Research conducted by Rochester Institute of Technology scientists was integral to the breakthrough detection of gravitational waves from binary black holes that was announced today by the Laser Interferometer Gravitational-wave Observatory (LIGO) Scientific Collaboration.

The collaboration’s findings confirm the existence of gravitational waves predicted by Albert Einstein’s 1915 general theory of relativity and introduce a revolutionary new way of understanding the universe through gravitational wave astronomy. Six Rochester Institute of Technology researchers are among the authors on the upcoming paper in Physical Review Letters.

The LIGO paper prominently cites 2005 landmark research on binary black hole mergers led by Manuela Campanelli, director of RIT’s Center for Computational Relativity and Gravitation (https://www.rit.edu/news/story.php?id=54596). The signal detected by LIGO matches the numerical model of the waveform confirmed by RIT researchers and predicted in their 2005 breakthrough science, “Accurate Evolutions of Orbiting Black-Hole Binaries without Excision,” originally published in Physical Review Letters, on March 22, 2006. The paper recently appeared in the American Physical Society’s curated collection of seminal papers celebrating 100 years of Einstein’s theory of general relativity.

Based on this milestone work from a decade ago, RIT researchers at the center, Carlos Lousto and James Healy, numerically modeled the merger of a pair of black holes and simulated gravitational waveforms. The actual wave patterns LIGO detected on Sept. 14, 2015, matched the simulations Lousto and Healy had created.

“The direct observation of a binary black hole merger by LIGO is an amazing confirmation of our theoretical calculations,” said Campanelli, professor in RIT’s School of Mathematical Sciences and an American Physical Society Fellow. “This is a historic moment in science.”

The RIT team’s breakthrough, known as the “moving puncture” approach, solved the interrelated equations for strong field gravity that comprise Einstein’s theory of general relativity. Their method radically transformed the landscape of numerical relativity — a specialized field that solves Einstein’s equations with sophisticated mathematics and supercomputers — and opened frontiers in gravitational wave astrophysics, Campanelli said.

RIT scientists used the moving puncture approach to make the first calculations of gravitational radiation from merging black holes with arbitrary masses and spins, and the discovery of large gravitational-radiation recoils from spinning supermassive black-hole mergers. The method also made possible their study of spin dynamics effects, such as spin-flips, precession and hang-up orbits, and extreme mass-ratio binaries.

“It is incredibly exciting to see the deep connections between theory and observation,” said Lousto, a co-author on both the 2006 and LIGO breakthrough papers. “This is the Holy Grail of science. To confirm amazing predictions of general relativity is a dream come true. We have witnessed a historic event, the confirmation of the 100-year-old predictions of Einstein regarding gravitational waves and our 10-year-old computation of the merger of two black holes in a single event.”

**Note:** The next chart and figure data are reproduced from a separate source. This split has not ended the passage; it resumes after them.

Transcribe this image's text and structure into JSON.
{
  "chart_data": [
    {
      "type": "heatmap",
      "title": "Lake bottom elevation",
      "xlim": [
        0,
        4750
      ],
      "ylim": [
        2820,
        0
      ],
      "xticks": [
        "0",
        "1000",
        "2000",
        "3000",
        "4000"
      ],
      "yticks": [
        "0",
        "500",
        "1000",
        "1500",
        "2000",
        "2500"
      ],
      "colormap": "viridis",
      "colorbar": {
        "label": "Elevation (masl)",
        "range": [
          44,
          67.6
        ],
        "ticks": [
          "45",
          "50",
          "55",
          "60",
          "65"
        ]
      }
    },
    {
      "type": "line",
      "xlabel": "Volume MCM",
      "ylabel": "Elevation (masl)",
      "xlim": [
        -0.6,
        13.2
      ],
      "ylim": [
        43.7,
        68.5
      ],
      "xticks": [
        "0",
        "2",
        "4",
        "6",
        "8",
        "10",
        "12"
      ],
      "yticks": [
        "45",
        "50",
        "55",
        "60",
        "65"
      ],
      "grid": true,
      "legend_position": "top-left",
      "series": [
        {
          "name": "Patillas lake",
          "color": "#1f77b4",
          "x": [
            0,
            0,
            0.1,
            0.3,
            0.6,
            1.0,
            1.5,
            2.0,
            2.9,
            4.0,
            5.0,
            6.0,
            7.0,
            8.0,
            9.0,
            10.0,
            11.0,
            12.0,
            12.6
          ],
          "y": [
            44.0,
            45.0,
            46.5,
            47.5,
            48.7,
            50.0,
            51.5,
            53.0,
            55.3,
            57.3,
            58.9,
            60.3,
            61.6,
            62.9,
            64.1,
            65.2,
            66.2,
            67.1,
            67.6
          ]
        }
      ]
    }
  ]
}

Collaborator Pedro Marronetti, program director of the division of gravitational physics at the National Science Foundation, noted that the simplicity and accuracy of their moving-puncture technique “opened up the field to a number of groups, large and small, all across the world.”
RIT associate professor Yosef Zlochower, then a postdoctoral fellow and the fourth member of Campanelli’s team, said, “We are witnessing the dawn of a new understanding of the universe,” he said. “This has been decades in the making, and we are very proud to be part of this great effort.”